AHPRA's "Meeting your professional obligations when using Artificial Intelligence in healthcare" guideline[0] (not any kind of enforceable requirement, unfortunately) has great stuff in it. It encourages using it with the informed consent of patients. Even if my doctor read it and agreed with it, and cared about getting consent, how the hell can he inform patients sufficiently when he has absolutely no idea about, well, anything?
He keeps pushing it and asking me about whether I've changed my mind about allowing him to use it. No! He keeps asking me questions that only confirm he hasn't even done a perfunctory web search about why some people hate LLMs, especially in the context of PII and PHI.
I really do feel for clinicians, but these products are not the answer.

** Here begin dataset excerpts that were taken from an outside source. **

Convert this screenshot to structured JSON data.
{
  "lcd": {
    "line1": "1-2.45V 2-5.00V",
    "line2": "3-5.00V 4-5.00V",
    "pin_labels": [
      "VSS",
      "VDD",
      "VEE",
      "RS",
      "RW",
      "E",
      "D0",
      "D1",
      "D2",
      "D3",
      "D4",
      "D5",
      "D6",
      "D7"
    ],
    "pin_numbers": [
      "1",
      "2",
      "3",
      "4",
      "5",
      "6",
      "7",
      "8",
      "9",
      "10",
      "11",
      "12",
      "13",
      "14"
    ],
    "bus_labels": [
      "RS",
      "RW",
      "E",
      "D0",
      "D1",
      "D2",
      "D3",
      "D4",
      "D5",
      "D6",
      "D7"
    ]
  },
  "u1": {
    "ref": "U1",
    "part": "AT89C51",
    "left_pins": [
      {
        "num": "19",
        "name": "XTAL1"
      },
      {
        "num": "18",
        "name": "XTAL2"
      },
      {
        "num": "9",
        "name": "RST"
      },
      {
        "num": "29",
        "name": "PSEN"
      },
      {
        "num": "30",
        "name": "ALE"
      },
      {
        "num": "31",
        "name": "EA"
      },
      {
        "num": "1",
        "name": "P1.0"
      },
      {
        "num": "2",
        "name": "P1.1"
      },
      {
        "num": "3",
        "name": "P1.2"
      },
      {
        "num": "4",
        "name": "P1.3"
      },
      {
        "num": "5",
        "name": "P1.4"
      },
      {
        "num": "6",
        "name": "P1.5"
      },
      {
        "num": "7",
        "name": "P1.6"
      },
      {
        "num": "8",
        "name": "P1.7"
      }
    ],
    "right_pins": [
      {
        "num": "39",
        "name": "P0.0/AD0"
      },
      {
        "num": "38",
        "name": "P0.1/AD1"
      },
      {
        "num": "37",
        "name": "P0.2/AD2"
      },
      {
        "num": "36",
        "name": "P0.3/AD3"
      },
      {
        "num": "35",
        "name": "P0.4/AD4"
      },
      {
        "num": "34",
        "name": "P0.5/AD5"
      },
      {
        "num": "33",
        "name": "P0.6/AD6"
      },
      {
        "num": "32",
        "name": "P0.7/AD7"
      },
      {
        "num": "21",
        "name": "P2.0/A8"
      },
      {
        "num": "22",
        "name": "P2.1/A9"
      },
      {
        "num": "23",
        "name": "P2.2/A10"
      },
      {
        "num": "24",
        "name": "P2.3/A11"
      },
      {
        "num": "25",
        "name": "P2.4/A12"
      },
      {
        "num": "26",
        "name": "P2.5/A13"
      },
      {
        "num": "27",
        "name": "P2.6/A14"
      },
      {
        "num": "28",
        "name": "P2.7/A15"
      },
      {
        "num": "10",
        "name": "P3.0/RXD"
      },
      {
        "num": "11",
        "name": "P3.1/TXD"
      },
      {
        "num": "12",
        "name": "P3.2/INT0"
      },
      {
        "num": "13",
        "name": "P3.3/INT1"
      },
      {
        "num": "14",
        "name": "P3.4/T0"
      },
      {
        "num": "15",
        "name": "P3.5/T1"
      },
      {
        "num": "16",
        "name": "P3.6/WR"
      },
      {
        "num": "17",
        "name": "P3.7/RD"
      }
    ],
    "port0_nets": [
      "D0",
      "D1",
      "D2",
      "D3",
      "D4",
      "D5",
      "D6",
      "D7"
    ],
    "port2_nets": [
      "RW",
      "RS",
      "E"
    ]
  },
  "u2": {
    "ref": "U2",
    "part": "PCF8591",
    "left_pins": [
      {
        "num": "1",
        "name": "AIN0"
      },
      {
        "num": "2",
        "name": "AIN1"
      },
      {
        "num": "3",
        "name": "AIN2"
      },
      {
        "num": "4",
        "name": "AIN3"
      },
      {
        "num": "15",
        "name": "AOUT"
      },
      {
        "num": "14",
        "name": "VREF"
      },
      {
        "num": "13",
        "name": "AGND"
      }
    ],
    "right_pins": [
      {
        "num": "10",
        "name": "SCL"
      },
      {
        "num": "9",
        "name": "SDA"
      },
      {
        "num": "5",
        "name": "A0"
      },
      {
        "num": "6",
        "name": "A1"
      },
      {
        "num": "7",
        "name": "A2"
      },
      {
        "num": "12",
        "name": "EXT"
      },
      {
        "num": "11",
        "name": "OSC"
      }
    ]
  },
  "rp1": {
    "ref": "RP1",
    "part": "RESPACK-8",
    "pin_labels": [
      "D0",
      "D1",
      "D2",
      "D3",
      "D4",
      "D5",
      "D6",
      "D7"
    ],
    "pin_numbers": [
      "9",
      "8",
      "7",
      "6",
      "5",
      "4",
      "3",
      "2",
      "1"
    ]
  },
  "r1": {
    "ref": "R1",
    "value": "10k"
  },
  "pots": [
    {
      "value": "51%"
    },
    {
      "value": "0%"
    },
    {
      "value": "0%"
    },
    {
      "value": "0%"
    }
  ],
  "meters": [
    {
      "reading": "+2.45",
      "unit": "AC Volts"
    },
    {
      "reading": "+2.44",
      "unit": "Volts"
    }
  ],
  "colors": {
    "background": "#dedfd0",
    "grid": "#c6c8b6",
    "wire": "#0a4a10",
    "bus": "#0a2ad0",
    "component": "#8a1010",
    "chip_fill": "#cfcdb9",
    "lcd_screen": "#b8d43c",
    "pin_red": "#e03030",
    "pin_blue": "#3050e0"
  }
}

[0] https://www.ahpra.gov.au/Resources/Artificial-Intelligence-i...
by magnetowasright
3/25/2026 at 10:57:05 PM
The New Zealand Chief Digital Officer allowed Australian cloud providers to be used as there weren't suitable NZ data centers and this was many years ago.by jimjimjim
3/25/2026 at 11:09:24 PM
Health NZ adopted Snowflake. It was about costs/fancy tech. We have always had data centres. Nobody *needs* snowflake. They could have used Apache Spark.by samglass09
3/26/2026 at 2:26:06 AM
What are you talking about, NZ has had suitable DC's for decades now.by bfivyvysj
3/26/2026 at 12:00:24 AM
Didn't Health NZ just suffer a major data breach and have patient records ransomed?by tjpnz
3/26/2026 at 12:29:09 AM
There were two serious breaches recently but they were at private companies not HNZ.by antod
3/26/2026 at 5:07:10 AM
I genuinely think people “care” about it (in quotes). It’s one of the things where nobody cares unless something bad happens, and when bad thing happens, they shrug it off and forget about it a week later.I’d go as far as saying she’s right. And we’re in a tiny minority for even thinking about it.